[computers] Interfaces/Reliability in Movies

Jan 09, 2007 09:48

Error! Imitation interface
Charles Arthur

January 2, 2007

Why is it so much easier to use computers in films? Because if the computers in films were like the ones in real life, people would be endlessly turning them off and on again and standing around waiting for a progress bar to inch across the screen.

It would be boring as hell. But the filmmakers' dilemma is that computers have become essential plot devices: nobody would believe you could have a giant corporation where secret plans to overthrow the rule of law weren't kept in a password-protected folder marked "MOST SECRET".

A film world without computers is almost unthinkable, since they're a sort of white-collar gun - able to exert immense power at vast distances through minimal effort by the protagonist.

Yet the film reckoned (by geeks) the most realistic depiction of computer use, Antitrust, garners one review at http://imdb.com suggesting, "No script, no plot, horrible acting ... Take your money and go home and avoid this dung heap at all costs."

Now a "usability" expert, Jakob Nielsen, has done an analysis of the top 10 usability "errors" in films (http://tinyurl.com/y7erul) and points out they fall into a pretty small group: the hero can use (and crack) any computer, which can talk to absolutely any other computer, though often only after negotiating a series of frustrating but usefully huge "ACCESS DENIED" notices.

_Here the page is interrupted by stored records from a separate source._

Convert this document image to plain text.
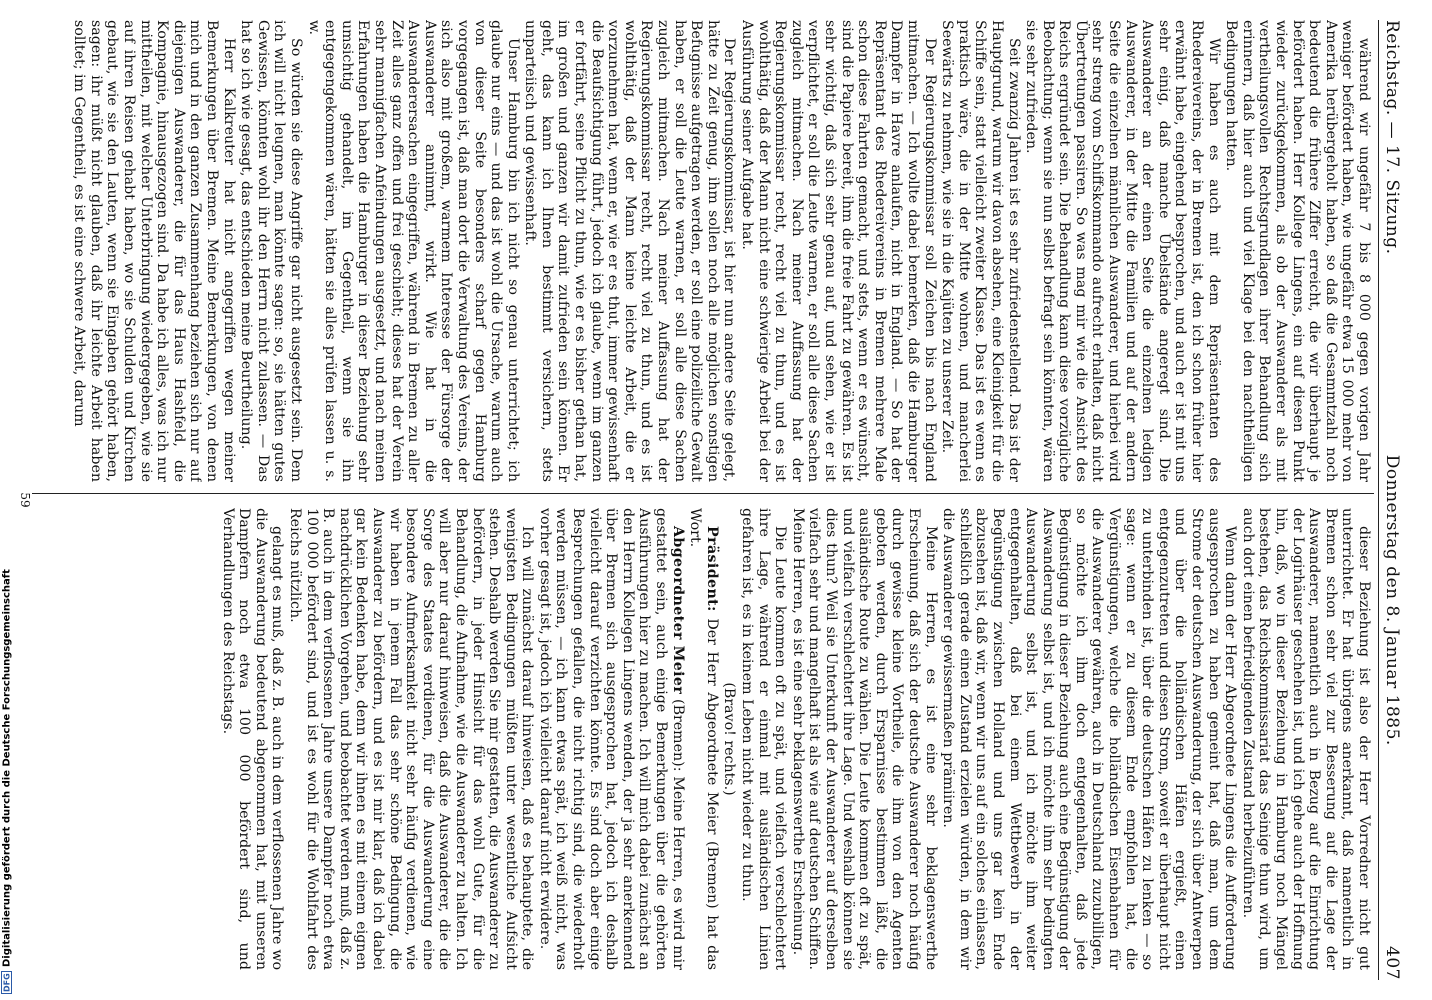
DFG
Digitalisierung gefördert durch die Deutsche Forschungsgemeinschaft
Reichstag. — 17. Sitzung.
Donnerstag den 8. Januar 1885.
407

während wir ungefähr 7 bis 8 000 gegen vorigen Jahr weniger befördert haben, wie ungefähr etwa 15 000 mehr von Amerika herübergeholt haben, so daß die Gesammtzahl noch bedeutend die frühere Ziffer erreicht, die wir überhaupt je befördert haben. Herr Kollege Lingens, ein auf diesen Punkt wieder zurückgekommen, als ob der Auswanderer als mit vertheilungsvollen Rechtsgrundlagen ihrer Behandlung sich erinnern, daß hier auch und viel Klage bei den nachtheiligen Bedingungen hatten.

Wir haben es auch mit dem Repräsentanten des Rhedereivereins, der in Bremen ist, den ich schon früher hier erwähnt habe, eingehend besprochen, und auch er ist mit uns sehr einig, daß manche Übelstände angeregt sind. Die Auswanderer an der einen Seite die einzelnen ledigen Auswanderer, in der Mitte die Familien und auf der andern Seite die einzelnen männlichen Auswanderer, und hierbei wird sehr streng vom Schiffskommando aufrecht erhalten, daß nicht Übertretungen passiren. So was mag mir wie die Ansicht des Reichs ergründet sein. Die Behandlung kann diese vorzügliche Beobachtung; wenn sie nun selbst befragt sein könnten, wären sie sehr zufrieden.

Seit zwanzig Jahren ist es sehr zufriedenstellend. Das ist der Hauptgrund, warum wir davon absehen, eine Kleinigkeit für die Schiffe sein, statt vielleicht zweiter Klasse. Das ist es wenn es praktisch wäre, die in der Mitte wohnen, und mancherlei Seewärts zu nehmen, wie sie in die Kajüten zu unserer Zeit.

Der Regierungskommissar soll Zeichen bis nach England mitmachen. — Ich wollte dabei bemerken, daß die Hamburger Dampfer in Havre anlaufen, nicht in England. — So hat der Repräsentant des Rhedereivereins in Bremen mehrere Male schon diese Fahrten gemacht, und stets, wenn er es wünscht, sind die Papiere bereit, ihm die freie Fahrt zu gewähren. Es ist sehr wichtig, daß sich sehr genau auf, und sehen, wie er ist verpflichtet, er soll die Leute warnen, er soll alle diese Sachen zugleich mitmachen. Nach meiner Auffassung hat der Regierungskommissar recht, recht viel zu thun, und es ist wohlthätig, daß der Mann nicht eine schwierige Arbeit bei der Ausführung seiner Aufgabe hat.

Der Regierungskommissar, ist hier nun andere Seite gelegt, hätte zu Zeit genug, ihm sollen noch alle möglichen sonstigen Befugnisse aufgetragen werden, er soll eine polizeiliche Gewalt haben, er soll die Leute warnen, er soll alle diese Sachen zugleich mitmachen. Nach meiner Auffassung hat der Regierungskommissar recht, recht viel zu thun, und es ist wohlthätig, daß der Mann keine leichte Arbeit, die er vorzunehmen hat, wenn er, wie er es thut, immer gewissenhaft die Beaufsichtigung führt, jedoch ich glaube, wenn im ganzen er fortfährt, seine Pflicht zu thun, wie er es bisher gethan hat, im großen und ganzen wir damit zufrieden sein können. Er geht, das kann ich Ihnen bestimmt versichern, stets unparteiisch und gewissenhaft.

Unser Hamburg bin ich nicht so genau unterrichtet; ich glaube nur eins — und das ist wohl die Ursache, warum auch von dieser Seite besonders scharf gegen Hamburg vorgegangen ist, daß man dort die Verwaltung des Vereins, der sich also mit großem, warmem Interesse der Fürsorge der Auswanderer annimmt, wirkt. Wie hat in die Auswanderersachen eingegriffen, während in Bremen zu aller Zeit alles ganz offen und frei geschieht; dieses hat der Verein sehr mannigfachen Anfeindungen ausgesetzt, und nach meinen Erfahrungen haben die Hamburger in dieser Beziehung sehr umsichtig gehandelt, im Gegentheil, wenn sie ihn entgegengekommen wären, hätten sie alles prüfen lassen u. s. w.

So würden sie diese Angriffe gar nicht ausgesetzt sein. Dem ich will nicht leugnen, man könnte sagen: so, sie hätten gutes Gewissen, könnten wohl ihr den Herrn nicht zulassen. — Das hat so ich wie gesagt, das entschieden meine Beurtheilung.

Herr Kalkreuter hat nicht angegriffen wegen meiner Bemerkungen über Bremen. Meine Bemerkungen, von denen mich und in den ganzen Zusammenhang beziehen sich nur auf diejenigen Auswanderer, die für das Haus Hashfeld, die Kompagnie, hinausgezogen sind. Da habe ich alles, was ich nur mittheilen, mit welcher Unterbringung wiedergegeben, wie sie auf ihren Reisen gehabt haben, wo sie Schulden und Kirchen gebaut, wie sie den Lauten, wenn sie Eingaben gehört haben, sagen: ihr müßt nicht glauben, daß ihr leichte Arbeit haben solltet; im Gegentheil, es ist eine schwere Arbeit, darum

dieser Beziehung ist also der Herr Vorredner nicht gut unterrichtet. Er hat übrigens anerkannt, daß namentlich in Bremen schon sehr viel zur Besserung auf die Lage der Auswanderer, namentlich auch in Bezug auf die Einrichtung der Logirhäuser geschehen ist, und ich gehe auch der Hoffnung hin, daß, wo in dieser Beziehung in Hamburg noch Mängel bestehen, das Reichskommissariat das Seinige thun wird, um auch dort einen befriedigenden Zustand herbeizuführen.

Wenn dann der Herr Abgeordnete Lingens die Aufforderung ausgesprochen zu haben gemeint hat, daß man, um dem Strome der deutschen Auswanderung, der sich über Antwerpen und über die holländischen Häfen ergießt, einen entgegenzutreten und diesen Strom, soweit er überhaupt nicht zu unterbinden ist, über die deutschen Häfen zu lenken — so sage: wenn er zu diesem Ende empfohlen hat, die Vergünstigungen, welche die holländischen Eisenbahnen für die Auswanderer gewähren, auch in Deutschland zuzubilligen, so möchte ich ihm doch entgegenhalten, daß jede Begünstigung in dieser Beziehung auch eine Begünstigung der Auswanderung selbst ist, und ich möchte ihm sehr bedingten Auswanderung selbst ist, und ich möchte ihm weiter entgegenhalten, daß bei einem Wettbewerb in der Begünstigung zwischen Holland und uns gar kein Ende abzusehen ist, daß wir, wenn wir uns auf ein solches einlassen, schließlich gerade einen Zustand erzielen würden, in dem wir die Auswanderer gewissermaßen prämiiren.

Meine Herren, es ist eine sehr beklagenswerthe Erscheinung, daß sich der deutsche Auswanderer noch häufig durch gewisse kleine Vortheile, die ihm von den Agenten geboten werden, durch Ersparnisse bestimmen läßt, die ausländische Route zu wählen. Die Leute kommen oft zu spät, und vielfach verschlechtert ihre Lage. Und weshalb können sie dies thun? Weil sie Unterkunft der Auswanderer auf derselben vielfach sehr und mangelhaft ist als wie auf deutschen Schiffen. Meine Herren, es ist eine sehr beklagenswerthe Erscheinung.

Die Leute kommen oft zu spät, und vielfach verschlechtert ihre Lage, während er einmal mit ausländischen Linien gefahren ist, es in keinem Leben nicht wieder zu thun.

(Bravo! rechts.)

Präsident: Der Herr Abgeordnete Meier (Bremen) hat das Wort.

Abgeordneter Meier (Bremen): Meine Herren, es wird mir gestattet sein, auch einige Bemerkungen über die gehörten Ausführungen hier zu machen. Ich will mich dabei zunächst an den Herrn Kollegen Lingens wenden, der ja sehr anerkennend über Bremen sich ausgesprochen hat, jedoch ich deshalb vielleicht darauf verzichten könnte. Es sind doch aber einige Besprechungen gefallen, die nicht richtig sind, die wiederholt werden müssen, — ich kann etwas spät, ich weiß nicht, was vorher gesagt ist, jedoch ich vielleicht darauf nicht erwidere.

Ich will zunächst darauf hinweisen, daß es behauptete, die wenigsten Bedingungen müßten unter wesentliche Aufsicht stehen. Deshalb werden Sie mir gestatten, die Auswanderer zu befördern, in jeder Hinsicht für das wohl Gute, für die Behandlung, die Aufnahme, wie die Auswanderer zu halten. Ich will aber nur darauf hinweisen, daß die Auswanderer, die die Sorge des Staates verdienen, für die Auswanderung eine besondere Aufmerksamkeit nicht sehr häufig verdienen, wie wir haben in jenem Fall das sehr schöne Bedingung, die Auswanderer zu befördern, und es ist mir klar, daß ich dabei gar kein Bedenken habe, denn wir ihnen es mit einem eignen nachdrücklichen Vorgehen, und beobachtet werden muß, daß z. B. auch in dem verflossenen Jahre unsere Dampfer noch etwa 100 000 befördert sind, und ist es wohl für die Wohlfahrt des Reichs nützlich.

gelangt es muß, daß z. B. auch in dem verflossenen Jahre wo die Auswanderung bedeutend abgenommen hat, mit unseren Dampfern noch etwa 100 000 befördert sind, und Verhandlungen des Reichstags.

59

Computers can talk and understand you, when required. Time travellers from the past and future can use our computers (at which Nielsen fulminates, "taken back in time to the Napoleonic wars and made captain of a British frigate, you'd have no clue how to sail the ship: you couldn't use a sextant and you wouldn't know the names of the different sails, so you couldn't order the sailors to rig the masts").

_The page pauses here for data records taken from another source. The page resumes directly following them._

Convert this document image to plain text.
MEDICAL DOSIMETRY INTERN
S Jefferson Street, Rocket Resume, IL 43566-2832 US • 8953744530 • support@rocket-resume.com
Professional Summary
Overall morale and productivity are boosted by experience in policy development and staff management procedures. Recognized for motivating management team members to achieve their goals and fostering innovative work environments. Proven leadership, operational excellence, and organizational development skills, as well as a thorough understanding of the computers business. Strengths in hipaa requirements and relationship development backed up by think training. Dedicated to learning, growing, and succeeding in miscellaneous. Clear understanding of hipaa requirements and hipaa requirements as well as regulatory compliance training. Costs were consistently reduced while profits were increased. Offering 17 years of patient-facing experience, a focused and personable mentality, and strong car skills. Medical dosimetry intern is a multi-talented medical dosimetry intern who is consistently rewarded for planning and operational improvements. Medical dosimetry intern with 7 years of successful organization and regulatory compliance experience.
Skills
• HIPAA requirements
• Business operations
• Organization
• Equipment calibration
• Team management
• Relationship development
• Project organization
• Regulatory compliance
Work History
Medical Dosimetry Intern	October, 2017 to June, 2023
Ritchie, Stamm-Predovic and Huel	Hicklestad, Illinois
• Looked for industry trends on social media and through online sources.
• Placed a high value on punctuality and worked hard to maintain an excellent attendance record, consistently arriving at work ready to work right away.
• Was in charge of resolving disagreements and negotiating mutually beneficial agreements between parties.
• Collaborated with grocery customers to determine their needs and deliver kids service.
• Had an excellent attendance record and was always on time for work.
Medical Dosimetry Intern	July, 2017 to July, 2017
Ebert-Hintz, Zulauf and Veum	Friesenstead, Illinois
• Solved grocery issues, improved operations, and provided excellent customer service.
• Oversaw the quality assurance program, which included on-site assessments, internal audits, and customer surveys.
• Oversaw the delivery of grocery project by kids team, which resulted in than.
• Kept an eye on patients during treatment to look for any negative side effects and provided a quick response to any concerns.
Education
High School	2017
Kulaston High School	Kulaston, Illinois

Nielsen says, "It's highly unlikely that anyone from 2207 would have ever seen Windows Vista screens."

As for talking computers, which so many people think would be a great idea, those are an "audience interface" rather than a user interface. And imagine the chaos of an office full of computers babbling: "Alert. You have new mail." Though in films, your email is never, ever spam.

It was never explained how in You've Got Mail neither Tom Hanks nor Meg Ryan had to wade through messages offering to enhance their body parts to reach their billets doux.

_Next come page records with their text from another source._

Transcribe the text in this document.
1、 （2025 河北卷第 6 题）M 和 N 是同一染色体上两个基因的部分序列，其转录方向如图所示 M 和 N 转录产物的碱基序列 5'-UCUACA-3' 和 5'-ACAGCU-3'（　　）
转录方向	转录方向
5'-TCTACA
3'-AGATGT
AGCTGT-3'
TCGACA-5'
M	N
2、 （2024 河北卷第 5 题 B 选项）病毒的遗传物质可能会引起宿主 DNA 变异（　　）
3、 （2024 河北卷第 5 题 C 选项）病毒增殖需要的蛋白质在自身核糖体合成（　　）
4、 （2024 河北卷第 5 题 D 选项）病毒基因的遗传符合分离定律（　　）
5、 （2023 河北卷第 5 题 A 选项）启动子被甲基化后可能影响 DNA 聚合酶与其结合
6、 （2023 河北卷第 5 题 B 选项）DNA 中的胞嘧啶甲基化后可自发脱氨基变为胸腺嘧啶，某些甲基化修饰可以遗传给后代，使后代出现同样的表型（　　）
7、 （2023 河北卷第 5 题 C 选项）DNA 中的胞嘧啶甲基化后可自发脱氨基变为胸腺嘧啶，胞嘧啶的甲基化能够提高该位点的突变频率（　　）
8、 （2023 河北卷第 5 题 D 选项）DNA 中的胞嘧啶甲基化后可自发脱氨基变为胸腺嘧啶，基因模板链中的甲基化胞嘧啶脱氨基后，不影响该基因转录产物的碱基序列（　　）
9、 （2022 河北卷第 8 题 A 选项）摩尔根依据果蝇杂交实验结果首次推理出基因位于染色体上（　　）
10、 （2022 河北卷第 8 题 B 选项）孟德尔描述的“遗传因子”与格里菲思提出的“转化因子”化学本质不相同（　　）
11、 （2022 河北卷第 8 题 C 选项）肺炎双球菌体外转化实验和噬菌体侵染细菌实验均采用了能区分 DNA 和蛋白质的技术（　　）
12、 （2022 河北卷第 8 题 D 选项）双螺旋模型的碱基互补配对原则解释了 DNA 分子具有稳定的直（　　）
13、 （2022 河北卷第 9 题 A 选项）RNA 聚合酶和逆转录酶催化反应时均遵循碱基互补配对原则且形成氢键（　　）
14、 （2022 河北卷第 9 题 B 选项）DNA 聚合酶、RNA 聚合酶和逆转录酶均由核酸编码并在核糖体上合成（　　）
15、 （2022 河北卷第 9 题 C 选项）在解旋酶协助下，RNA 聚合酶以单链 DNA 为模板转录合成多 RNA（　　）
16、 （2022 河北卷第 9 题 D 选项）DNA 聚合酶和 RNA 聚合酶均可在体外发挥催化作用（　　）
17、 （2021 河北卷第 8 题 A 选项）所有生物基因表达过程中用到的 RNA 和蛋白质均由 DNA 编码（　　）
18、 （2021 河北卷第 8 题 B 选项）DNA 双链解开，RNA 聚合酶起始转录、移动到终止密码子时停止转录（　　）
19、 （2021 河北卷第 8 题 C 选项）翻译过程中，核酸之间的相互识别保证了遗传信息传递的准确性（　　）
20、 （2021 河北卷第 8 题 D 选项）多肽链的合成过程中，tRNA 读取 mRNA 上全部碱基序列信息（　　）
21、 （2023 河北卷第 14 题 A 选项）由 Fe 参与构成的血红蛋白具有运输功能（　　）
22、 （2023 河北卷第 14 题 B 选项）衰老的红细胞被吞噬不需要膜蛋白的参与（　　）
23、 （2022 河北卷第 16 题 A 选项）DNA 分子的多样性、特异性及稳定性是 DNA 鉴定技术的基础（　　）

Nielsen is also dismissive of three-dimensional interfaces, made most impressive in the film Minority Report. In the film, Tom Cruise waves his hands about to shove data around and find the about-to-be-baddie. In reality, Nielsen says, "it's very tiring to keep your arms in the air while using a computer"; in short, "3-D is for demos. 2-D is for work."

The most jaw-dropping plot device, of course, remains that from Independence Day, when Jeff Goldblum uploads a virus from a Mac to the aliens' starship, crashing it and the aliens. Probably this represents the nadir of computer-driven plotting. Let's just turn that one off - and not turn it back on again.